Our poll results to date indicate advisers are wary about transitioning to fee for service, with 60% saying they have no intention to travel down this path in the next twelve months.

However over a quarter of advisers responding to our poll (28%) have indicated they will be commencing transition to fee for service in the coming year, while the poll has also produced a higher than usual ‘Not Sure’ vote of 12%.

This response indicates it is generally too soon for most advisers to contemplate transitioning to fee for service, but it also appears to indicate a degree of uncertainty in the minds of a significant number of practitioners about what the future looks like in terms of how they will be paid.

One adviser commenting on the poll suggests there is a feeling of inevitability about moving to fee for service, but says there is little practical help being provided to assist with the transition:

The problem is that while there is a lot of noise out there on fee-for-advice, there is nothing provided by the industry and our licensees on just how fee-for-advice may be implemented in a business that provides an advice and strategy service, not a product…
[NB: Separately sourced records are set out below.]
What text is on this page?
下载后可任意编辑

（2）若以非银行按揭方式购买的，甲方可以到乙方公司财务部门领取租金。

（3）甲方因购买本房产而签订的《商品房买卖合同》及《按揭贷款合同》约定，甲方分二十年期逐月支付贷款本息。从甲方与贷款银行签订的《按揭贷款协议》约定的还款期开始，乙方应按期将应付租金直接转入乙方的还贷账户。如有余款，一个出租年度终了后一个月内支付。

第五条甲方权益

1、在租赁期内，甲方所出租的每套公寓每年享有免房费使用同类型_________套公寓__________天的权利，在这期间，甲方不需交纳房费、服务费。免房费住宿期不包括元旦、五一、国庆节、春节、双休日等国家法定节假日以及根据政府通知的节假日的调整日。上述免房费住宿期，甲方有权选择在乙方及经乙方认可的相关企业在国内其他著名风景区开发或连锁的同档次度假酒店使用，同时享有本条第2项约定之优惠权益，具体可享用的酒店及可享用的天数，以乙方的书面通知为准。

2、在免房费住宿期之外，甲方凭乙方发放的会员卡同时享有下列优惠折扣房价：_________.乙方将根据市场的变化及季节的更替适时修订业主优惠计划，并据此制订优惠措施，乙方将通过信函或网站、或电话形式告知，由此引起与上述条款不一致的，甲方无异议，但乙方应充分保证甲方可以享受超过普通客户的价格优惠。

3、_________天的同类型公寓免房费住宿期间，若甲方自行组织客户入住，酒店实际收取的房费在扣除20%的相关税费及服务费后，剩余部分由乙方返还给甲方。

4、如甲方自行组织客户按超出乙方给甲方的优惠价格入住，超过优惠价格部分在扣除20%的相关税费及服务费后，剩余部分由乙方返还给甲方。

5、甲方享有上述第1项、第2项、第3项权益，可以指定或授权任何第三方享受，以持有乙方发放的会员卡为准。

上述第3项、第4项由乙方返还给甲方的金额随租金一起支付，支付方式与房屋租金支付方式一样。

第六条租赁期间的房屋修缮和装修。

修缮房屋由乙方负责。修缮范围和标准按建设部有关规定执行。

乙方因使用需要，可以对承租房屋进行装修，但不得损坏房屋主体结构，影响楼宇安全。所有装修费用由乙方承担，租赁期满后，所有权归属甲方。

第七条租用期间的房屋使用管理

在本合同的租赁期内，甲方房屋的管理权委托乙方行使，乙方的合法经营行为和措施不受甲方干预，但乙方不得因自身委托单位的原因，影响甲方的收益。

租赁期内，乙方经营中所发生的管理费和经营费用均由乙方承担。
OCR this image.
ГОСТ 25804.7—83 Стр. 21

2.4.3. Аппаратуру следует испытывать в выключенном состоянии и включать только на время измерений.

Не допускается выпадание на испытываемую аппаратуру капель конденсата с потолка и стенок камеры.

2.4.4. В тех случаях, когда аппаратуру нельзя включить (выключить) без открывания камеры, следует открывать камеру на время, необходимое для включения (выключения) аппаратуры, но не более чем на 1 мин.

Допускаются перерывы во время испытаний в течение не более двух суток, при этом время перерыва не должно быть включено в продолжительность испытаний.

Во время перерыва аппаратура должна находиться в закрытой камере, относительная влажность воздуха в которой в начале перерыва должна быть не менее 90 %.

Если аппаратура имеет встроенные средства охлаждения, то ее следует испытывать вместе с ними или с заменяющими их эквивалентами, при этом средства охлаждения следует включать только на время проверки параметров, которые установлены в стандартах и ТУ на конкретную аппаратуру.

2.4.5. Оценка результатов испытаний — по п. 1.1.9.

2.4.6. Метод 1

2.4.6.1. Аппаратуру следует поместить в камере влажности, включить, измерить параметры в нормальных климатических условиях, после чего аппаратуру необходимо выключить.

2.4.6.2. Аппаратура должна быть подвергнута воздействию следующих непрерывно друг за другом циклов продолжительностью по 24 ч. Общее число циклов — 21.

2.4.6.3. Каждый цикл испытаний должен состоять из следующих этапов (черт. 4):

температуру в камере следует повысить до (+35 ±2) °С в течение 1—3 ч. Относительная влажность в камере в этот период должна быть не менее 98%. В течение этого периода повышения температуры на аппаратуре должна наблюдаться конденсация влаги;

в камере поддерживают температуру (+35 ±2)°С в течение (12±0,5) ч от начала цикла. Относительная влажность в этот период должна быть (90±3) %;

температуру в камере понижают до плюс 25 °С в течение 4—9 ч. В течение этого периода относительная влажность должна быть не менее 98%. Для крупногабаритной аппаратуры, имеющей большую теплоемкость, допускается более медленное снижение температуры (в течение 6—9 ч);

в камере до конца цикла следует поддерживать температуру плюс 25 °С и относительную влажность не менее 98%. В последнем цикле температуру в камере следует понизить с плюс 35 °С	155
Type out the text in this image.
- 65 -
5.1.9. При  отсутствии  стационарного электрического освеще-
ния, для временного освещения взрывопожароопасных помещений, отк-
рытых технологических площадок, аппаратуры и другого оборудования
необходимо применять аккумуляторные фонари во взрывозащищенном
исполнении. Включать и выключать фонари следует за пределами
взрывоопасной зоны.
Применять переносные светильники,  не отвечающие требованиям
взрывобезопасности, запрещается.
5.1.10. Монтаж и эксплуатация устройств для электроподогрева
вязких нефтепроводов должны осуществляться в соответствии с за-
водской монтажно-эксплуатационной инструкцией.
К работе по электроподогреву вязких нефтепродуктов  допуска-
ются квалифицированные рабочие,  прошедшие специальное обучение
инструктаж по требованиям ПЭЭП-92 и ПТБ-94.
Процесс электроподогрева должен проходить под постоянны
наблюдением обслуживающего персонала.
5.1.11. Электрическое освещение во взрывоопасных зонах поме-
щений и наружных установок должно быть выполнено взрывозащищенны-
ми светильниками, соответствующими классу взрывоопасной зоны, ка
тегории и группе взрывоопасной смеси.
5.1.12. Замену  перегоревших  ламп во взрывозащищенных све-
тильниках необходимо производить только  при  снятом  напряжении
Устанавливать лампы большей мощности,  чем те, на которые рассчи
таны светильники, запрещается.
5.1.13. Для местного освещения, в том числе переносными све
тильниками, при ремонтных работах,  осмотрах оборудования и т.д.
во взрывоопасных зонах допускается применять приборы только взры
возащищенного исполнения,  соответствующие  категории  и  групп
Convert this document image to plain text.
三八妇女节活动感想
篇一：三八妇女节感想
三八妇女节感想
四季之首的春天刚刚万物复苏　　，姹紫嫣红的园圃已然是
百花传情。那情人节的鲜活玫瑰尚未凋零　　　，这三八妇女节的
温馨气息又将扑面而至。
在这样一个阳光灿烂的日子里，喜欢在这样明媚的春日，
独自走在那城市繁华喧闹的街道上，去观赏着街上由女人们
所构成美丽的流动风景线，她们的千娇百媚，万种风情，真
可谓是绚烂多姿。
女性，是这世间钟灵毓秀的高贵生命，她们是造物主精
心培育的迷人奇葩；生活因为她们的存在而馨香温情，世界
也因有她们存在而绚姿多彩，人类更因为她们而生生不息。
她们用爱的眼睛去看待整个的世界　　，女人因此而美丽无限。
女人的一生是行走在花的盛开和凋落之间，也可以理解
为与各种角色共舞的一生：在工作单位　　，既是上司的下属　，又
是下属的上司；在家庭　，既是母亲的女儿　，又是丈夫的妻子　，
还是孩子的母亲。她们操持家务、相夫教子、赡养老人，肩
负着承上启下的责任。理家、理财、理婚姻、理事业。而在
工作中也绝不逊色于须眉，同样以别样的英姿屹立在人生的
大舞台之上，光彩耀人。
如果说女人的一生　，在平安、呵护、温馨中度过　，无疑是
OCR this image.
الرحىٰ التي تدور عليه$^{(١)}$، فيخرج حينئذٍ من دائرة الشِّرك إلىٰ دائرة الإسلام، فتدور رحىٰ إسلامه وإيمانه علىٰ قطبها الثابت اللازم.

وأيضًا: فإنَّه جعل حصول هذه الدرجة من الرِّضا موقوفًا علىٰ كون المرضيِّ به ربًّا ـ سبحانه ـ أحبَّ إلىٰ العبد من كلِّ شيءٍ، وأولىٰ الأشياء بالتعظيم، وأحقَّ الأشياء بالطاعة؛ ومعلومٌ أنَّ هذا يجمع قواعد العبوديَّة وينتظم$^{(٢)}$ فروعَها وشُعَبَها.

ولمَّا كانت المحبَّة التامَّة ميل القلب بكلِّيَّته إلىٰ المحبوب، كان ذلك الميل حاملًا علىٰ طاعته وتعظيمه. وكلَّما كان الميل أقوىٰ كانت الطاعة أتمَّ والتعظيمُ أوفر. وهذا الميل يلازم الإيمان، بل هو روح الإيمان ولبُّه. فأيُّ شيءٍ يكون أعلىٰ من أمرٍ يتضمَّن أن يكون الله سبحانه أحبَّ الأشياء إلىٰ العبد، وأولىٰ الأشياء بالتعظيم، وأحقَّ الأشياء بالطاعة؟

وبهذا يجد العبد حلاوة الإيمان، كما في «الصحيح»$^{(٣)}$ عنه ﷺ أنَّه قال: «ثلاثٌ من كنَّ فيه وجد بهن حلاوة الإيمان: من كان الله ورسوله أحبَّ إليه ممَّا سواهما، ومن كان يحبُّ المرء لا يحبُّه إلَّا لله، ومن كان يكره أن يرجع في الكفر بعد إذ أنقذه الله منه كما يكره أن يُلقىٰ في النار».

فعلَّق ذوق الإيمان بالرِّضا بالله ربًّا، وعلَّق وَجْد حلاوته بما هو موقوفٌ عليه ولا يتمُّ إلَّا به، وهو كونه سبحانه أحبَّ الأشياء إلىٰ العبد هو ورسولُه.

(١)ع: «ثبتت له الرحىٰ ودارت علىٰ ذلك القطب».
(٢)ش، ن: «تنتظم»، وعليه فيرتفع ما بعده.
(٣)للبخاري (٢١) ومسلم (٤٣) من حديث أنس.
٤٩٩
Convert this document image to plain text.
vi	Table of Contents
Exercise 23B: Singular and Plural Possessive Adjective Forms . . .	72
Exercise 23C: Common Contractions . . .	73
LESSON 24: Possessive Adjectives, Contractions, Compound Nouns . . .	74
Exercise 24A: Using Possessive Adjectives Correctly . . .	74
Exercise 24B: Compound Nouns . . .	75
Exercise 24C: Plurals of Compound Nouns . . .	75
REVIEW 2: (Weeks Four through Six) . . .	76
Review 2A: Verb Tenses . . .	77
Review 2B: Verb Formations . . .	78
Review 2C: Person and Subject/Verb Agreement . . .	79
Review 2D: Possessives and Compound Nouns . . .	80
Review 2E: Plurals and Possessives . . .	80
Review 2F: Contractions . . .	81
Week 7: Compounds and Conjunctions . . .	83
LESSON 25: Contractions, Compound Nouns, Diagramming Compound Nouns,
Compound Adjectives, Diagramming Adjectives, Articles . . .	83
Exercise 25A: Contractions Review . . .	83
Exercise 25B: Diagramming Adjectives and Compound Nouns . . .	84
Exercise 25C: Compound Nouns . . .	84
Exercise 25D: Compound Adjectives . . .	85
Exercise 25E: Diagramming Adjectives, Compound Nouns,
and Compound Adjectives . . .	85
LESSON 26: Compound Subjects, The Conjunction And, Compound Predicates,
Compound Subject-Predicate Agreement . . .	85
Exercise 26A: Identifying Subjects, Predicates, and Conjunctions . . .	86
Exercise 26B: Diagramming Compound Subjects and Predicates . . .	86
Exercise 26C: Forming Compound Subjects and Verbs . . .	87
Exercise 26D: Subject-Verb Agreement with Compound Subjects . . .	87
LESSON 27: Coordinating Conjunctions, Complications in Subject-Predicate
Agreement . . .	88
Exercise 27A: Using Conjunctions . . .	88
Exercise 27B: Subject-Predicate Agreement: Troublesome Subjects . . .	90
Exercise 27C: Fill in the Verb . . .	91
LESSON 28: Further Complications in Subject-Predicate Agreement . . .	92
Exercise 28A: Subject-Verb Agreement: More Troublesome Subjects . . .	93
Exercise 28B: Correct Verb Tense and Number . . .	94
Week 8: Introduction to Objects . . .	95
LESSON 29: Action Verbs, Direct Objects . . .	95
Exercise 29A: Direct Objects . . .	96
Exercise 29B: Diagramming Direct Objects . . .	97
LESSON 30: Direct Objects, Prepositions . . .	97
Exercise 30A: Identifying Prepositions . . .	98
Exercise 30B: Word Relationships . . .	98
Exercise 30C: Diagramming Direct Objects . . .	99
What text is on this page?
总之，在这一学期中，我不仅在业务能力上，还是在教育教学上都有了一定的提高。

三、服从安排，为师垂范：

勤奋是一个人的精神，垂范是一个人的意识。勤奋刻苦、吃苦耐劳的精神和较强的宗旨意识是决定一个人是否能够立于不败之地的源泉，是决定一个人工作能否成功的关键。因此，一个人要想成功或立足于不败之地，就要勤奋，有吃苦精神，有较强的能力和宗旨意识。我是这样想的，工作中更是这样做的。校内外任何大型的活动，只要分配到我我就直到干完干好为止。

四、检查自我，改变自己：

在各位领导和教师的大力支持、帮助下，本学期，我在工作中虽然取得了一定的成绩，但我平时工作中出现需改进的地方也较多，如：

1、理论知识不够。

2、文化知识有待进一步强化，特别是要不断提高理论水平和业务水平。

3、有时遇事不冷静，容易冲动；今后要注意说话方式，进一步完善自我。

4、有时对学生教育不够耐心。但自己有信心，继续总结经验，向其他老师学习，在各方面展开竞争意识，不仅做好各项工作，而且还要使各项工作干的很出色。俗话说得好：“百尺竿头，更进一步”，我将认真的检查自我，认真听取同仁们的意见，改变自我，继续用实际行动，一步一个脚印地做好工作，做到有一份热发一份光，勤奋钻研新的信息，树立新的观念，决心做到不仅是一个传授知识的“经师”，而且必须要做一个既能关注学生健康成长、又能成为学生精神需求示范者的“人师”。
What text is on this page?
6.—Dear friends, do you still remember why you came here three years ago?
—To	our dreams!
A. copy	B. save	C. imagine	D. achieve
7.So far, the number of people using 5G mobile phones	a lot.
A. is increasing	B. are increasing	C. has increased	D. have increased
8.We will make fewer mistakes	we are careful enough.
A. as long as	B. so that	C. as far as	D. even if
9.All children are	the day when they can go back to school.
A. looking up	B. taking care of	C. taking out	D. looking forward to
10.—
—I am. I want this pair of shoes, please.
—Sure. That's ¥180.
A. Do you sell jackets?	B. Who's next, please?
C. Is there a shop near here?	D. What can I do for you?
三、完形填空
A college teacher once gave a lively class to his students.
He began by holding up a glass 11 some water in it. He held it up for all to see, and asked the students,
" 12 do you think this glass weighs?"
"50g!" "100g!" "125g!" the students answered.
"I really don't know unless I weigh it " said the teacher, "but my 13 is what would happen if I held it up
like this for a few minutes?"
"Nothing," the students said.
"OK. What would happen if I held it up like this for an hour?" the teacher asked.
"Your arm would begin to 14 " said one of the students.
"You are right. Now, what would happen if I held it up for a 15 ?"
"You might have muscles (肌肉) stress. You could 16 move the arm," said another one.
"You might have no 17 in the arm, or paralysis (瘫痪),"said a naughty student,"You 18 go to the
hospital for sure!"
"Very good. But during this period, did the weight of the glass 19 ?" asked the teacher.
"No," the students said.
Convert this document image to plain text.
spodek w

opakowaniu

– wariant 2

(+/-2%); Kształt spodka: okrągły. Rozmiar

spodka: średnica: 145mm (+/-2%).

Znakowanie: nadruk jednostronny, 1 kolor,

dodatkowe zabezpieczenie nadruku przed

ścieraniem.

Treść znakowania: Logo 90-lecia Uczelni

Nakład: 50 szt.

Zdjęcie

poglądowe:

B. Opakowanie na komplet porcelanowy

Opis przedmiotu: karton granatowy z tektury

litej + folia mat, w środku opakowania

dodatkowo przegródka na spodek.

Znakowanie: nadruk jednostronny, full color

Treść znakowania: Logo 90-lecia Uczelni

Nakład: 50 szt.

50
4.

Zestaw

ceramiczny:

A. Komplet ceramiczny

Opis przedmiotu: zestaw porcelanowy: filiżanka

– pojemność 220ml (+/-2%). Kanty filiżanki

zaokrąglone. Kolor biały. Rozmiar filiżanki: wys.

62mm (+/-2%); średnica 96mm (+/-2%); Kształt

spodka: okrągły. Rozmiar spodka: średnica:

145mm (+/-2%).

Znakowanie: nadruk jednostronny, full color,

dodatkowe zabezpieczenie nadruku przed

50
This comment appears to be valid across many segments of the industry, although some groups who have drawn a line in the sand (eg AMP, MLC, FPA) have developed programs designed to assist with moving a practice to a fee for service structure.

Other comments suggest there should be a greater focus on costs of compliance and other costs associated with the current FSR regime, rather than on the notion of how advisers are remunerated.

Where is your practice placed?  How do you see your future remuneration structure?  If you’re looking to move to fee for service, are you receiving help to make that move?  Should you transition in the first place?